- Gabriele Meyer
Stellen wir uns mal Folgendes vor: Zwei junge Schauspieler stehen sich in einer ersten Probe als Romeo und Julia auf einer Freilichtbühne gegenüber. Sie kennen sich nicht, sie sehen sich an, er nimmt ihre Hand – und schon ist es um beide geschehen. Es kommt nicht so häufig vor, dass Shakespeares Liebespaar sich aus der Fiktion derart blitzschnell in die Realität katapultiert.

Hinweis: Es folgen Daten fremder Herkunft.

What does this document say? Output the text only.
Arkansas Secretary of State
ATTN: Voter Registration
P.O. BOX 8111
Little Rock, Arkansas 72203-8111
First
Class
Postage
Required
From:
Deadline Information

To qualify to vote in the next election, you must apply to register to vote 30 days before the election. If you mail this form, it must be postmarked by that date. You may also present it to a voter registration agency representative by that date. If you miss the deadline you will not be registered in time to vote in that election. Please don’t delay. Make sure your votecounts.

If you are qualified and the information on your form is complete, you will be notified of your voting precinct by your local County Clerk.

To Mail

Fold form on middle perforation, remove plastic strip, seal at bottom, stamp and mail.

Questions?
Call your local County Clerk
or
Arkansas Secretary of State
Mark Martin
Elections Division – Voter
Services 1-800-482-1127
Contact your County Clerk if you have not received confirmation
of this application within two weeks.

„Coup de foudre“ sagen die Franzosen dazu, wenn die Liebe auf diese Weise einschlägt. „Es hat sofort gefunkt“, bringen es Heidrun Schweda und Jens Peter etwas nüchterner auf den Punkt. Und doch schwingt heute, genau 30 Jahre danach, noch ganz viel Emotion mit – Freude darüber, dass einem das Leben jenen Menschen beschert hat, mit dem man gemeinsam die Höhen und Tiefen meistert und dem man vertraut. „Harmonisch“, meint Jens Peter, sei das, was man gemeinsam lebe.
Jahrelange Fernbeziehung
Vertrauen – ein wichtiges Wort in dieser Beziehung, die, das versichern beide, durchaus nicht immer ganz friedlich und konfliktfrei abgelaufen ist. Sechs Jahre hindurch nach dem alles entscheidenden Moment musste sie sich in einer Fernbeziehung bewähren – beide waren an verschiedenen Theatern engagiert. Nicht ganz einfach, wenn die Sehnsucht groß ist und die Eifersucht sich aus dem dunklen Versteck traut. Da war Feuer unterm Dach, es knallten schon mal Türen – und ein einziges Mal flog auch ein Glas dem Partner hinterher. „Außerhalb des Theaters hat er ein italienisches Temperament“, gibt Heidrun Schweda ein Geheimnis preis, das kaum jemand hinter dem ruhigen Jens Peter vermutet und eher der lebhaften Pfarrerstochter zuschreibt. Aber: „Da nehmen wir uns nichts“.
Es war wie ein Hauptgewinn, als das Paar, zu dem inzwischen neben der Tochter, die Heidrun Schweda mit in die Ehe gebracht hat, auch Sohn Raphael gehört, 1997 gemeinsam an das Pforzheimer Theater engagiert wurde. Die fast strategische Aufgabe, Kinder und Beruf unter einen Hut zu bringen, hat man gemeistert. Streng achtete man auch darauf, beruflich nicht als Einheit wahrgenommen zu werden, sondern die zwei eigenständigen künstlerischen Persönlichkeiten in den Vordergrund zu stellen: „Manche Kollegen wussten gar nicht, dass wir verheiratet sind.“ Und während Vertrauen und Harmonie wuchsen, flogen auf der Bühne die Fetzen. In „Offene Zweierbeziehung“ und „Wer hat Angst vor Virginia Woolf?“ haute man sich die Gemeinheiten nur so um die Ohren und ging auch körperlich in die Vollen – zuhause, erinnert sich Heidrun Schweda, war die Tonlage anders. „Wir mussten das ausgleichen. Da ging es in dieser Zeit umso inniger und zärtlicher zu.“
21 Jahre ist man inzwischen in der Goldstadt, beruflich geht Heidrun Schweda unerschrocken neue Wege mit eigenen Bühnen-Programmen und Workshops. Ihr Traum: Regie führen. An ihrer Entschlossenheit, sich da durchzusetzen, besteht kein Zweifel, Leisetreterei ist ihre Sache nicht. Jens Peter, der augenblicklich für den Mephisto im „Faust“ probt, hat da keine Ambitionen. Aus einer Theaterfamilie stammend, geht er den schnurgeraden Weg als Schauspieler weiter.
Junge Großeltern
In der gemütlichen Wolfsberg-Wohnung mit dem weiten Blick ist es ruhiger geworden. Die Tochter lebt in Berlin, der Sohn ist ausgezogen und hat geheiratet. Der fünf Monate alte Merlin hat das Paar – man glaubt es kaum – zu faszinierten Großeltern gemacht. Die sehen heute wahrlich anders aus als noch vor Jahrzehnten. Nur ein Versprechen, das Jens Peter seiner Heidrun gegeben hat, konnte er nicht einlösen – niemals wieder zu einer anderen Frau die Liebesworte aus Romeo und Julia zu sprechen. Mit dem Romeo wurde er noch zweimal besetzt. Aber das ist etwas, was Heidrun Schweda leicht wegsteckt.